A God-Tier LARP? QAnon as Conspiracy Fictioning
The QAnon movement, which gained a lot of traction in recent years, defies categorization: is it a conspiracy theory, a new mythology, a social movement, a religious cult, or an alternate reality game? How did the posts of a (supposedly) anonymous government insider named Q on an obscure online imageboard in October 2017 instigate a serious conspiracy movement taking part in the storming of the US Capitol in early 2021? Returning to the origins of QAnon on 4chan’s Politically Incorrect board and its initial reception as a potential LARP, we analyze it as an instance of participatory online play that fosters deep engagement above all.

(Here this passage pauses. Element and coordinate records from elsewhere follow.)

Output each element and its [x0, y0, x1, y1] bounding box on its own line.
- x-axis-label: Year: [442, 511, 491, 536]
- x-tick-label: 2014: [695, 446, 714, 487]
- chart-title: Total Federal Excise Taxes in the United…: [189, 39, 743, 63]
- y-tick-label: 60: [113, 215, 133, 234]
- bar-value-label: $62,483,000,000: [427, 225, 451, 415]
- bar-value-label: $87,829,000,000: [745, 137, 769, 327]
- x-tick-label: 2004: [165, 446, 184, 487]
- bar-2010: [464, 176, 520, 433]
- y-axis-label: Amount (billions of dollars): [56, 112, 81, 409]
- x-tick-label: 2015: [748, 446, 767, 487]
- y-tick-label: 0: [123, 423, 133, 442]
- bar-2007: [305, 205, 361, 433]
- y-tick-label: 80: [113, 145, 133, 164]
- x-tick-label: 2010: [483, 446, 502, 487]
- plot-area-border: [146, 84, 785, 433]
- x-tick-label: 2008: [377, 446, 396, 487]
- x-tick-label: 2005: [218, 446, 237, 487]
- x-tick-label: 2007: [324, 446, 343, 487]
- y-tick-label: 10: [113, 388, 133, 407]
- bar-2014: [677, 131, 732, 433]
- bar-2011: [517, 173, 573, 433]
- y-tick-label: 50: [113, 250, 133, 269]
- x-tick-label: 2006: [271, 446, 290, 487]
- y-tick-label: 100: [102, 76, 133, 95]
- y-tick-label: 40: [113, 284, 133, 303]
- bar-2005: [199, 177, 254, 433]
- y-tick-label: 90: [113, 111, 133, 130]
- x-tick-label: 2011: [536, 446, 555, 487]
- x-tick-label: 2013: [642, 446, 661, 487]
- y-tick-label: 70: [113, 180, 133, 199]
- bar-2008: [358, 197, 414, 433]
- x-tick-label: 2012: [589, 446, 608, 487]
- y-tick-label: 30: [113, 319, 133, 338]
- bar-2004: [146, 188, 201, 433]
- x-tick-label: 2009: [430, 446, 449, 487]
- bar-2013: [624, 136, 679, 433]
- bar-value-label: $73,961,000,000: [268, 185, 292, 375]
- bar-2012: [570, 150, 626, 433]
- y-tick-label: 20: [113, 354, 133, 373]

Drawing on concepts from play and performance studies, we theorize the dynamics by which QAnon developed into an influential conspiracy narrative as instances of “conspiracy fictioning.” In particular, we revive the notion of hyperstition to make sense of how such conspiracy fictionings work to recursively “bootstrap” their own alternate realities into existence. By thus exploring the participatory and playful engagement mechanisms that drive today’s conspiracy movements, we aim to elucidate the epistemological and socio-political dynamics that mark the growing entanglement of play and politics, fact and fiction in society.